The decision was made unanimously after a WADA Executive Committee meeting in Lausanne, Switzerland the same day.

"Today, the World Anti-Doping Agency's Executive Committee (ExCo) unanimously endorsed the recommendation made by the independent Compliance Review Committee (CRC) that the Russian Anti-Doping Agency (RUSADA) be declared non-compliant with the World Anti-Doping Code (Code) for a period of four years," read the official statement.

"Meeting in Lausanne, Switzerland, the 12-member ExCo supported the CRC's recommendation, which includes a series of strong consequences and conditions of reinstatement in accordance with the International Standard for Code Compliance by Signatories (ISCCS)," according to the statement. 

The ruling means athletes will not be allowed to compete under the Russian flag at major global sporting events, including the Tokyo 2020 Olympics, the Beijing 2022 Winter Games and football's 2022 World Cup in Qatar. 

However, Russian athletes who can prove they are untainted by the doping scandal will be able to compete under a neutral flag.

WADA has also banned Russian state officials, ROC and RPC officials from attending global sports tournaments. 

RUSADA now has 21 days to accept the decision or take the matter to the Court of Arbitration for Sport (CAS).

How did we get here?

In 2015, the WADA launched compliance proceedings against the Russian Anti-Doping Agency (RUSADA) accusing the latter of a large-scale state-funded doping scheme across the vast majority of summer and winter Olympics sports.

Russia denied the claims but a total of 168 Russian athletes were forced to compete under a neutral flag at the 2018 Winter Olympics in Pyeongchang.

In September 2018, the ban was lifted but RUSADA was required to offer the WADA access to the database of Russian athlete records.

In September 2019, another non-compliance procedure was launched against RUSADA over suspected data manipulation. After examining the data provided by Moscow, the WADA said that some of the records had likely been "altered."

In November, WADA's Compliance Review Committee recommended to the Executive Committee several punitive measures against RUSADA, stating that Russia should be deprived of the right to host any major sports events for four years.

What are the reactions so far?

Russian President Vladimir Putin said on Tuesday that WADA's decision has violated the Olympic charter and Russia has grounds to file an appeal.

Putin said any decision on collective punishment is based on politics rather than interests of sport.

Last Saturday, WADA's president Craig Reedie "strongly condemned those responsible for the manipulation of the data from the Moscow laboratory."

"It was agreed that this was an attack on sport and that these actions should lead to the toughest sanctions against those responsible," read the IOC said in a statement.

Linda Helleland, vice president of the WADA, said after the decision that she was insisting on full disqualification of Russia from world sports, adding she believed that Russia caused the biggest scandal ever in the history of sports worldwide.

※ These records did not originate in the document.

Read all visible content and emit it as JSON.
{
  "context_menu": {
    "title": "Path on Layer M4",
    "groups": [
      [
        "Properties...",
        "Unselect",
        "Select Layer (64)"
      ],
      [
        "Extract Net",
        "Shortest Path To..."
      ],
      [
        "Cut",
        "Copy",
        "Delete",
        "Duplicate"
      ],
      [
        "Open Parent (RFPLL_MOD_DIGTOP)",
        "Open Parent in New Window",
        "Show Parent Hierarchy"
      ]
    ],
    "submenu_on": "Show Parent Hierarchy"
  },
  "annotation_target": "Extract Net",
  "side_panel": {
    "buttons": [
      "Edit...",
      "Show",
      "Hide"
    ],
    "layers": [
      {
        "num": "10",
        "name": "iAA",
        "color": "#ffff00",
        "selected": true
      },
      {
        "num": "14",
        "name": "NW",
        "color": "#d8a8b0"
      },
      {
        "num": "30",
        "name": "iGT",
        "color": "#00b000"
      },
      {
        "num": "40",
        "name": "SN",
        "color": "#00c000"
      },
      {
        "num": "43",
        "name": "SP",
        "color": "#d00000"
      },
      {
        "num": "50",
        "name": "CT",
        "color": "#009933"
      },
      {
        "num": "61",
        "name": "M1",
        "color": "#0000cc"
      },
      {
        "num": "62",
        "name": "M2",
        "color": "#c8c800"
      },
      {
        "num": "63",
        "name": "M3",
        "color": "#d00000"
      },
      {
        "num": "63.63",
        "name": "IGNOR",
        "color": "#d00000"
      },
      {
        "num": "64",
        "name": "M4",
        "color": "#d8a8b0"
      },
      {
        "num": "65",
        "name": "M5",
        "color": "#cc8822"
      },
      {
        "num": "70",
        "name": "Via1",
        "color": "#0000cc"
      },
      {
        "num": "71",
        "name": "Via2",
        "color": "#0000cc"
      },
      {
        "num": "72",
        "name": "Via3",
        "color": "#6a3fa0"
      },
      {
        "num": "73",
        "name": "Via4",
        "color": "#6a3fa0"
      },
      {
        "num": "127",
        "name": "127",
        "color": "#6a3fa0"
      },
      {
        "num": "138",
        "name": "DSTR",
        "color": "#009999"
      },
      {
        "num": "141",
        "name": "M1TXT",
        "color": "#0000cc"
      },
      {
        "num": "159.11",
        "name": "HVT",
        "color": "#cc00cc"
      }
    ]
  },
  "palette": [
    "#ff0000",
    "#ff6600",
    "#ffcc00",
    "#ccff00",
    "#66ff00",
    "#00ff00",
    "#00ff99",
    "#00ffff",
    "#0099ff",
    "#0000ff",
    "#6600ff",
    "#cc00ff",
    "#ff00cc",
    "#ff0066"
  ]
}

Earlier last week, Russian Prime Minister Dmitry Medvedev acknowledged that Russia has a doping problem and called for a tougher stance against those who use prohibited substances in sports. But he also said WADA's actions towards Russia were politicized. 

Svetlana Zhurova, a former Olympic speedskater who is now a deputy in Russian parliament's lower house, suggested an appeal was very likely.

"I am 100 percent sure [Russia will go to court] because we must defend our athletes," she said.

According to her, RUSADA's board will meet on December 19.